Triaging incidents, declaring severity, and either resolving or escalating.
Updating the public status page during an incident.
Writing the postmortem (or assigning it before signing off).
Watching the dashboards listed below at least twice during the shift.

The on-call engineer is not responsible for:

Routine feature work. Defer it to non-on-call days.
Customer support tickets that are not incidents. Those route to pilot-support@plaza.aegent.dev and are handled by the on-duty support engineer.
Approving deploys outside the on-call shift’s deploy window.
Decisions that require the CEO. Page the CEO on SEV-0 or any decision touching customer money beyond an SLO credit.

Rotation

Two-engineer rotation at launch. Primary and secondary. Weekly handoff at 10:00 UTC every Monday. Handoff is a 15-minute synchronous call; the rotation calendar is in PagerDuty.

Compensation: a per-shift on-call stipend; full pay for any work performed during a page; pay-it-back time off after a SEV-0.

If the primary cannot reach a page within 5 minutes, the secondary is paged. If the secondary cannot reach within 5 minutes, the CEO is paged. This is the escalation path.

Handoff template

Used at the Monday 10:00 UTC handoff call. The outgoing engineer fills it in; the incoming engineer reads it back.

# Plaza on-call handoff — week of YYYY-MM-DD

## Open incidents
- None / list them with severity, status, and owner

## Recently resolved (last 7 days)
- INC-... — one line summary — postmortem status

## Active changes
- Deploys planned this week and their owners.
- Any flag changes still in progress.

## Watchpoints
- Anything that has been quiet but you want the next person to keep an eye on.
- Recent alert tuning that has not yet had a full week's worth of signal.

## Vacations / known-out
- Anyone the on-call cannot escalate to this week.

## Anything else

The previous handoff is logged in infra/oncall/handoffs/ (private repo).

First day on call

Run through this list at the start of every shift. Most of it takes minutes; do not skip it.

Dashboards to watch

Production. Bookmarked in the team Grafana folder Plaza / On-call.
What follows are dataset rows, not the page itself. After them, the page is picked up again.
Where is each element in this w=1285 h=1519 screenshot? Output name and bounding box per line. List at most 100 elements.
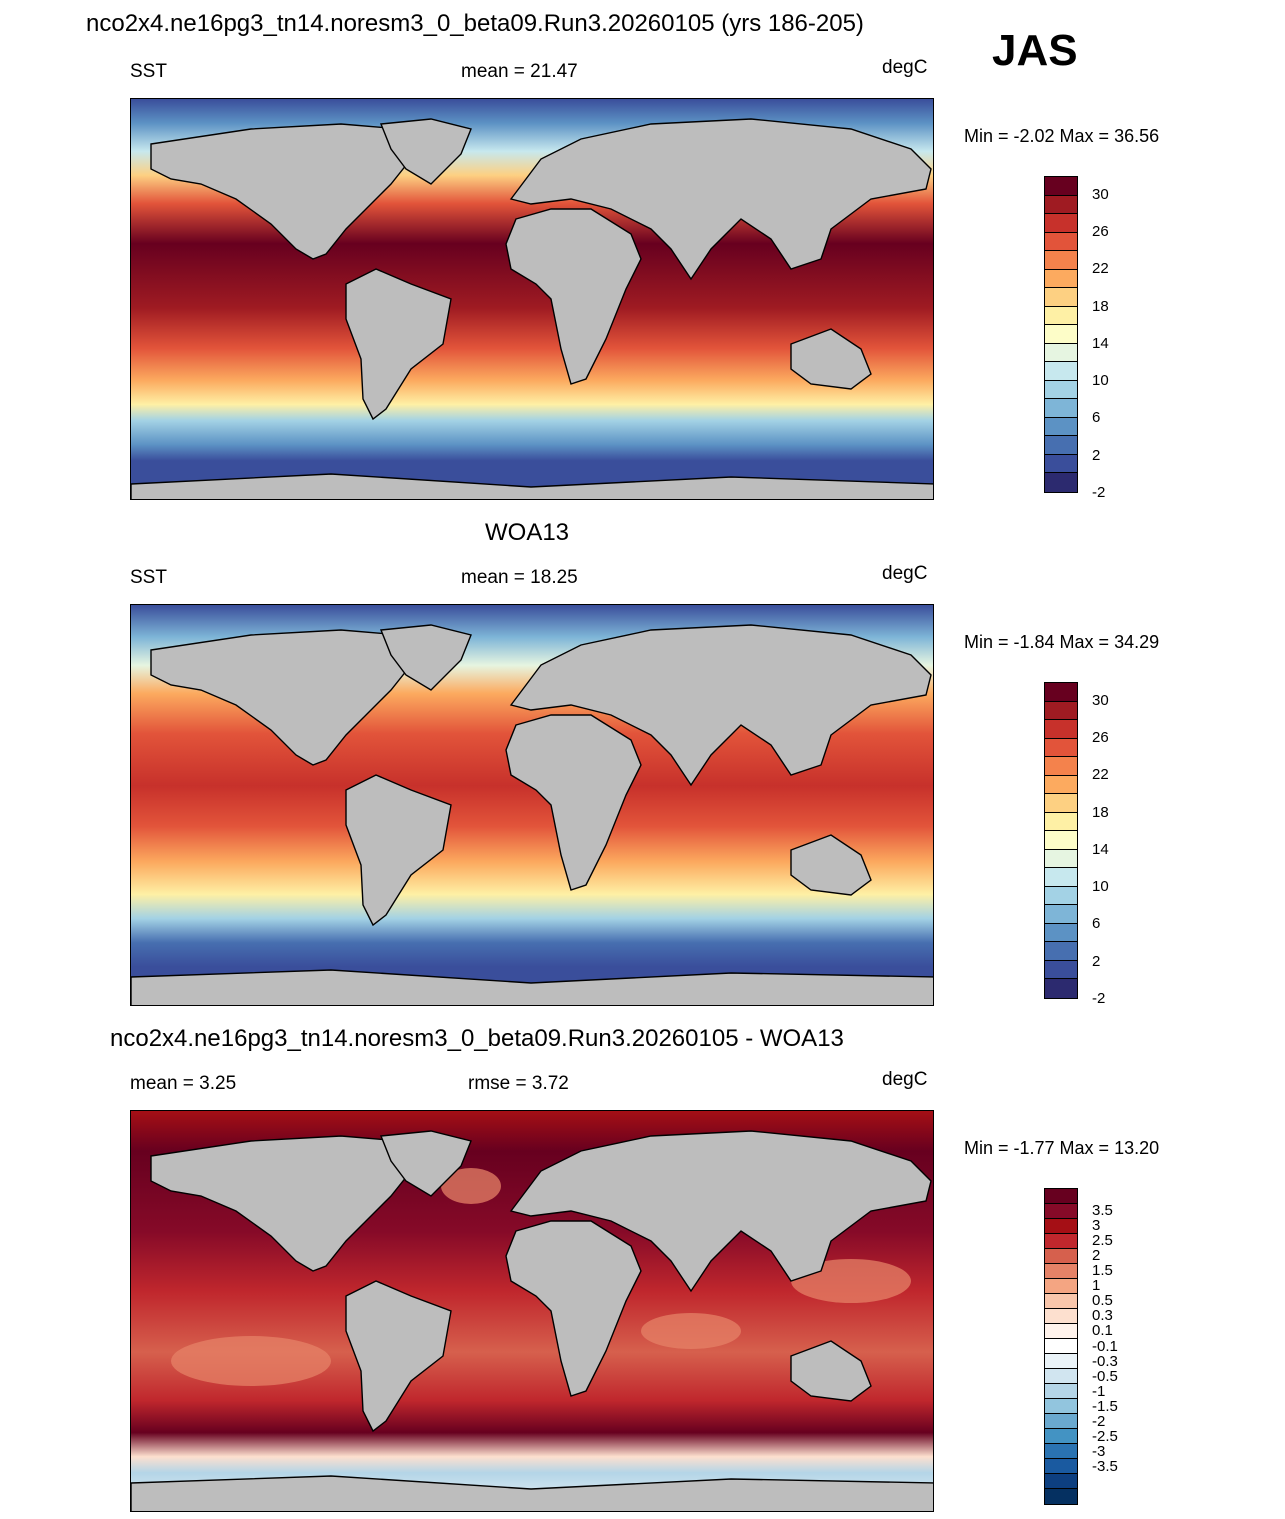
- colorbar-swatch: [1045, 399, 1077, 418]
- panel3-units-label: degC: [882, 1069, 928, 1090]
- panel1-minmax-label: Min = -2.02 Max = 36.56: [964, 126, 1160, 146]
- panel3-mean-label: mean = 3.25: [130, 1073, 237, 1094]
- colorbar-tick-label: 2.5: [1092, 1231, 1113, 1249]
- panel3-colorbar: [1044, 1188, 1078, 1505]
- colorbar-swatch: [1045, 232, 1077, 252]
- colorbar-swatch: [1045, 1489, 1077, 1504]
- panel3-minmax-label: Min = -1.77 Max = 13.20: [964, 1138, 1160, 1158]
- colorbar-swatch: [1045, 923, 1077, 943]
- colorbar-tick-label: -2: [1092, 484, 1106, 501]
- colorbar-swatch: [1045, 1204, 1077, 1219]
- colorbar-tick-label: 30: [1092, 185, 1109, 203]
- colorbar-swatch: [1045, 417, 1077, 437]
- colorbar-swatch: [1045, 1459, 1077, 1474]
- colorbar-swatch: [1045, 1414, 1077, 1429]
- colorbar-swatch: [1045, 306, 1077, 326]
- colorbar-swatch: [1045, 251, 1077, 270]
- colorbar-swatch: [1045, 849, 1077, 869]
- colorbar-tick-label: -1.5: [1092, 1397, 1118, 1415]
- colorbar-swatch: [1045, 1264, 1077, 1279]
- colorbar-swatch: [1045, 868, 1077, 887]
- colorbar-tick-label: 6: [1092, 915, 1101, 933]
- colorbar-tick-label: -2.5: [1092, 1428, 1118, 1446]
- colorbar-tick-label: 6: [1092, 409, 1101, 427]
- colorbar-tick-label: 1.5: [1092, 1262, 1113, 1280]
- colorbar-swatch: [1045, 1294, 1077, 1309]
- panel2-units-label: degC: [882, 563, 928, 584]
- panel3-title: nco2x4.ne16pg3_tn14.noresm3_0_beta09.Run…: [110, 1025, 844, 1052]
- panel2-map-svg: [131, 605, 933, 1005]
- colorbar-tick-label: 14: [1092, 840, 1109, 858]
- panel2-mean-label: mean = 18.25: [461, 567, 578, 588]
- colorbar-tick-label: -2: [1092, 1412, 1106, 1430]
- panel1-mean-label: mean = 21.47: [461, 61, 578, 82]
- colorbar-swatch: [1045, 720, 1077, 739]
- colorbar-swatch: [1045, 1249, 1077, 1264]
- colorbar-tick-label: 22: [1092, 766, 1109, 784]
- colorbar-swatch: [1045, 1279, 1077, 1294]
- colorbar-swatch: [1045, 812, 1077, 832]
- colorbar-swatch: [1045, 905, 1077, 924]
- colorbar-tick-label: 0.5: [1092, 1292, 1113, 1310]
- panel3-rmse-label: rmse = 3.72: [468, 1073, 569, 1094]
- colorbar-tick-label: -2: [1092, 990, 1106, 1007]
- colorbar-swatch: [1045, 1399, 1077, 1414]
- panel2-colorbar: [1044, 682, 1078, 999]
- colorbar-swatch: [1045, 473, 1077, 492]
- colorbar-tick-label: 3.5: [1092, 1201, 1113, 1219]
- colorbar-swatch: [1045, 1369, 1077, 1384]
- colorbar-tick-label: 26: [1092, 222, 1109, 240]
- colorbar-tick-label: 14: [1092, 334, 1109, 352]
- colorbar-swatch: [1045, 1324, 1077, 1339]
- colorbar-swatch: [1045, 979, 1077, 998]
- colorbar-swatch: [1045, 343, 1077, 363]
- colorbar-swatch: [1045, 886, 1077, 906]
- colorbar-tick-label: -1: [1092, 1382, 1106, 1400]
- figure-title: nco2x4.ne16pg3_tn14.noresm3_0_beta09.Run…: [86, 10, 864, 37]
- panel1-map-svg: [131, 99, 933, 499]
- colorbar-tick-label: 0.3: [1092, 1307, 1113, 1325]
- panel1-units-label: degC: [882, 57, 928, 78]
- panel1-left-label: SST: [130, 61, 167, 82]
- panel3-map-svg: [131, 1111, 933, 1511]
- colorbar-swatch: [1045, 831, 1077, 850]
- colorbar-tick-label: 10: [1092, 878, 1109, 896]
- colorbar-swatch: [1045, 960, 1077, 980]
- colorbar-swatch: [1045, 1354, 1077, 1369]
- panel2-title: WOA13: [485, 519, 570, 546]
- colorbar-tick-label: 3: [1092, 1216, 1101, 1234]
- colorbar-tick-label: -3: [1092, 1443, 1106, 1461]
- colorbar-tick-label: 22: [1092, 260, 1109, 278]
- colorbar-swatch: [1045, 1444, 1077, 1459]
- colorbar-swatch: [1045, 288, 1077, 307]
- colorbar-swatch: [1045, 362, 1077, 381]
- colorbar-swatch: [1045, 269, 1077, 289]
- colorbar-swatch: [1045, 683, 1077, 702]
- colorbar-tick-label: 0.1: [1092, 1322, 1113, 1340]
- panel3-map: [130, 1110, 934, 1512]
- panel2-minmax-label: Min = -1.84 Max = 34.29: [964, 632, 1160, 652]
- colorbar-tick-label: -3.5: [1092, 1458, 1118, 1476]
- colorbar-tick-label: 26: [1092, 728, 1109, 746]
- panel2-left-label: SST: [130, 567, 167, 588]
- colorbar-tick-label: 2: [1092, 446, 1101, 464]
- colorbar-swatch: [1045, 738, 1077, 758]
- colorbar-swatch: [1045, 214, 1077, 233]
- colorbar-swatch: [1045, 195, 1077, 215]
- colorbar-tick-label: -0.3: [1092, 1352, 1118, 1370]
- colorbar-tick-label: -0.1: [1092, 1337, 1118, 1355]
- colorbar-swatch: [1045, 1474, 1077, 1489]
- colorbar-tick-label: 30: [1092, 691, 1109, 709]
- panel1-colorbar: [1044, 176, 1078, 493]
- colorbar-swatch: [1045, 1429, 1077, 1444]
- colorbar-swatch: [1045, 1309, 1077, 1324]
- colorbar-tick-label: 2: [1092, 1246, 1101, 1264]
- colorbar-swatch: [1045, 1339, 1077, 1354]
- colorbar-tick-label: 10: [1092, 372, 1109, 390]
- colorbar-tick-label: 18: [1092, 297, 1109, 315]
- colorbar-swatch: [1045, 1234, 1077, 1249]
- colorbar-tick-label: -0.5: [1092, 1367, 1118, 1385]
- colorbar-swatch: [1045, 177, 1077, 196]
- colorbar-swatch: [1045, 757, 1077, 776]
- colorbar-swatch: [1045, 1219, 1077, 1234]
Money integrity. Reconciliation drift, ledger sum-zero violations, hot-wallet balance, payout success rate, payout latency. The single most important panel; check at least once per shift.
API health. Request rate, error rate, p50/p99 latency by route. SLO compliance bands rendered.
Webhook delivery. Delivery success rate, dead-letter rate, outbox depth, retry distribution.
Infrastructure. Postgres replication lag, NATS consumer lag, disk free, certificate expiry, backup recency.
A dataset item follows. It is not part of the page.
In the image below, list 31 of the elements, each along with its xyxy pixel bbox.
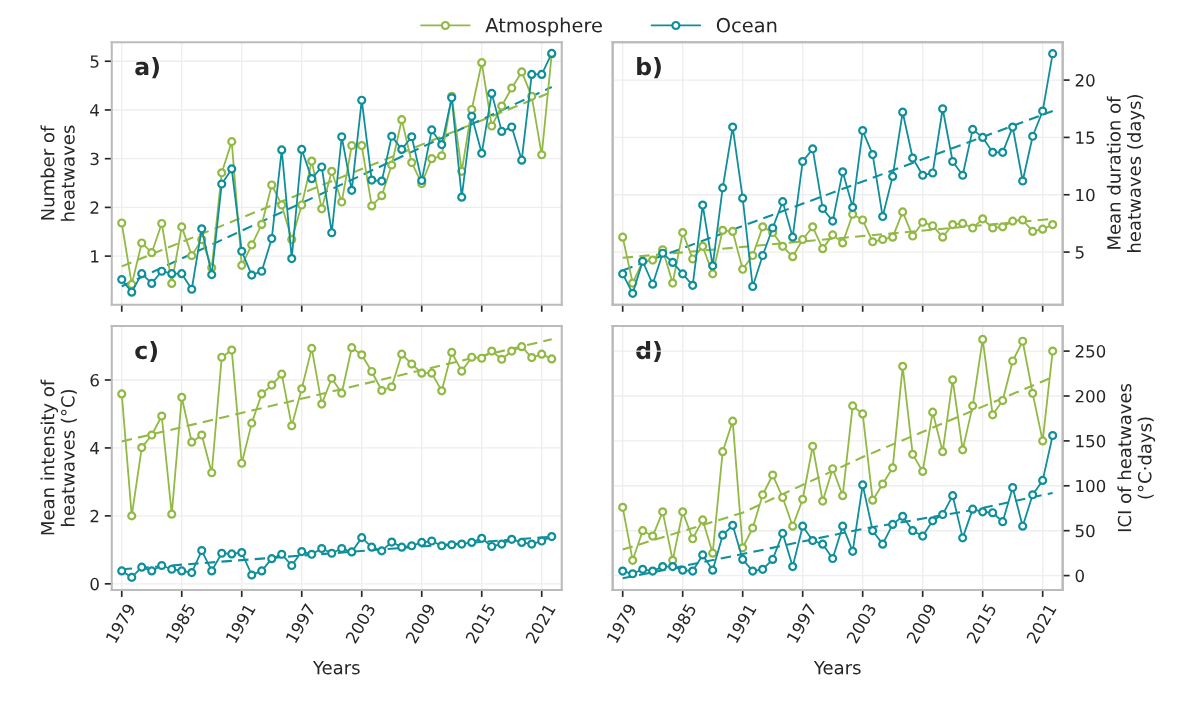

A fifth panel — Pilot org watch — exists during the pilot period only. It surfaces the pilot orgs’ transaction success and any error spikes correlated to their account URNs.

Tools you will need

PagerDuty. For ack and escalation.
Grafana. For dashboards.
Slack. For incident channels and status updates.
Status page admin. Login via the shared 1Password vault.
Production SSH access. Via the bastion. Your key is provisioned at hire.
plaza CLI. With an on-call-scoped token that can read but not write production.
The runbook. docs/operations/runbook.md, indexed by alert name.
The incident response framework. docs/operations/incident-response.md.

When you are not sure

Three rules.

If money is at risk, escalate. Page the CEO. The cost of escalating is one short call. The cost of not escalating is an unrecoverable customer.
If you are tired, hand off. A second engineer at hour two is more useful than the first engineer at hour eight. Plaza’s on-call is paid; use it to share load.
Communicate often. A short status page update every 30 minutes — even saying “still investigating” — is what customers expect. Silence is worse than no progress.

What good looks like

A SEV-1 ack within 10 minutes, a status page entry within 30, a clear timeline in the incident channel, a resolution within an hour, and a postmortem in the repo within two weeks. Nobody got woken up unnecessarily. The customer-facing comms named what happened and what we did.

What bad looks like

A SEV-0 with a delayed CEO page. An incident channel with no timeline. A status page that says “all systems operational” while customers are stuck. A postmortem that blames an individual. Avoid all of these.